Comune di Sassari, il saluto a padre Paolo Atzei

Il Consiglio comunale, la Giunta e il sindaco Nicola Sanna hanno ricevuto a Palazzo Ducale l’arcivescovo uscente

SalutiPadrePaolo2Sassari. La seduta del Consiglio comunale di martedì pomeriggio si è aperta con un incontro fuori dall’ordinario. È infatti intervenuto per un incontro di commiato l’arcivescovo uscente di Sassari padre Paolo Atzei, accolto dal sindaco, dalla Giunta, dalla presidente del Consiglio Esmeralda Ughi e dai consiglieri presenti.

«L’Amministrazione civica della nostra città – ha detto il primo cittadino Nicola Sanna – in questa sala, che ospita la massima espressione istituzionale democratica dei sassaresi, porge il saluto ed esprime la stima per la sua persona e l’apprezzamento per l’operato di questi anni».

A pochi giorni dalla conclusione del ministero, Nicola Sanna ha voluto ripercorrere i momenti importanti dell’attività pastorale di Padre Paolo, porre l’accento sulla sua origine “francescana”, e sull’affetto che la città ha saputo dimostrare all’arcivescovo negli ultimi 13 anni. «Non dimentichi Sassari – ha continuato Sanna – perché Sassari non la dimenticherà: sappia che tra le sue antiche mura troverà sempre amicizia e accoglienza, sciolto dai vincoli della responsabilità del governo della diocesi ma non da quelli dell’affetto delle cittadine e dei cittadini».

SalutiPadrePaolo1Ha sottolineato, il sindaco, il contributo di padre Paolo per il consolidamento del patrimonio della Discesa dei Candelieri, un costante impegno rimarcato anche nella lettera di saluto inviata dal presidente del Consiglio Regionale della Sardegna Gianfranco Ganau, che non ha potuto essere presente. «Ci tengo a ricordare in quest’occasione – ha scritto Ganau –, il lungo cammino che insieme ai Gremi della nostra città abbiamo intrapreso per raggiungere un traguardo che ha portato la Festa dei Candelieri ad essere riconosciuta dall’Unesco come Patrimonio immateriale dell’umanità. Di questo cammino Padre Paolo è stato parte attiva e battagliera, garante costante della tradizione».
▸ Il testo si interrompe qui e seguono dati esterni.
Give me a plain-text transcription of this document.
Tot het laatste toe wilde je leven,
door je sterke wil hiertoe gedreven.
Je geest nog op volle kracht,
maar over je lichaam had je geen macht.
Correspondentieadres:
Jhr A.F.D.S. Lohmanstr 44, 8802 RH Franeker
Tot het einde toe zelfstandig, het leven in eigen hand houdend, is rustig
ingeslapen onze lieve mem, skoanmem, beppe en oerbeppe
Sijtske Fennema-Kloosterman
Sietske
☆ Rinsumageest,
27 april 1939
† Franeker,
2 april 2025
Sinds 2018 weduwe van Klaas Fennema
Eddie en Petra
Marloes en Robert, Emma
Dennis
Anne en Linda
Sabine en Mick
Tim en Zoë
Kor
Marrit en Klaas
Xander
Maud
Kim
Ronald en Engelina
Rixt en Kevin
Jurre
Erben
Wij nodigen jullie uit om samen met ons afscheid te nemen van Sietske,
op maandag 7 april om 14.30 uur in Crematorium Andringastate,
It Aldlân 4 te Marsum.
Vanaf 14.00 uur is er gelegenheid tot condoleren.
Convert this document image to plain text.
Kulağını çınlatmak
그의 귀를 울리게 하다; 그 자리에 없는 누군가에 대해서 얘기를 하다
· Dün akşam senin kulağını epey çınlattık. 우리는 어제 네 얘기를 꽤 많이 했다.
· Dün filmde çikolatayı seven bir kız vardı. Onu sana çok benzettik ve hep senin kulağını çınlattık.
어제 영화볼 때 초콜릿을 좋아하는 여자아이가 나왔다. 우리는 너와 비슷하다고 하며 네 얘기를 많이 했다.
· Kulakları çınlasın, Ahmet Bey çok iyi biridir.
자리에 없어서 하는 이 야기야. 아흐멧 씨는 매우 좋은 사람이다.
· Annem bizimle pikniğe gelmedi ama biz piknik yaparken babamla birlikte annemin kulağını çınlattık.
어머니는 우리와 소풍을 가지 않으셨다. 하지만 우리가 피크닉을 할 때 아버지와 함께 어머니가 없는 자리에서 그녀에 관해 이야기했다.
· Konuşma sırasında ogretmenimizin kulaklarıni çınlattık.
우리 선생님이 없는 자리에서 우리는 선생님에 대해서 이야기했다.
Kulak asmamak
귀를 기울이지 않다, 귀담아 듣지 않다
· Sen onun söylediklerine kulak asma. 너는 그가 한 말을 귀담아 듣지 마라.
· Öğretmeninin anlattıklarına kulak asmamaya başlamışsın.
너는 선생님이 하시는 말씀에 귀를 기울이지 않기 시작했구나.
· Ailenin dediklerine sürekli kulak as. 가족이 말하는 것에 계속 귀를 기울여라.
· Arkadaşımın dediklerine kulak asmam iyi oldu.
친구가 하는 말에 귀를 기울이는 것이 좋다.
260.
Anche l’ex sindaco Nanni Campus ha inviato all’arcivescovo uscente i suoi saluti, mentre i consiglieri Manuel Alivesi, Maurilio Murru e Giancarlo Carta hanno voluto esprimere, in aula, il ringraziamento personale e dei loro gruppi per gli anni di attività pastorale.

È a Sassari che è andato, in chiusura, il pensiero di Padre Paolo Atzei: «Un pensiero a tutti coloro che politicamente hanno fatto la storia di questa città e di quest’aula, i cui figli migliori hanno raggiunto le più alte cariche dello Stato, del Parlamento e dei partiti e dato un apporto significato all’elaborazione della Costituzione italiana. Il mio saluto, memore e riconoscente, va alla città tutta, questa città dove Chiesa e Amministrazione hanno potuto collaborare, in sinergia, a beneficio dei più piccoli. Anche il sindaco è pastore, vada in mezzo alla gente, ne respiri le istanze, ponga le domande e proceda passo passo. A Sassari auguro il bene, la pace, il giusto benessere, l’armonia, la fiducia, la pazienza e la fede indomita. Per quanto riguarda me – ha concluso – spero di tornare tra i frati e che mi riconoscano frate. Vorrei essere ricordato come il vescovo che era frate».

Padre Paolo ha ricevuto in dono dall’Amministrazione comunale una copia del “Brevi Catechismu traduziddu da l’italianu”, primo libro stampato in sassarese nel 1857 su iniziativa dell’allora arcivescovo Alessandro Varesini, prezioso volume bilingue adesso riproposto in una seconda ristampa, dopo quella del 1986 a cura del compianto Leonardo Sole.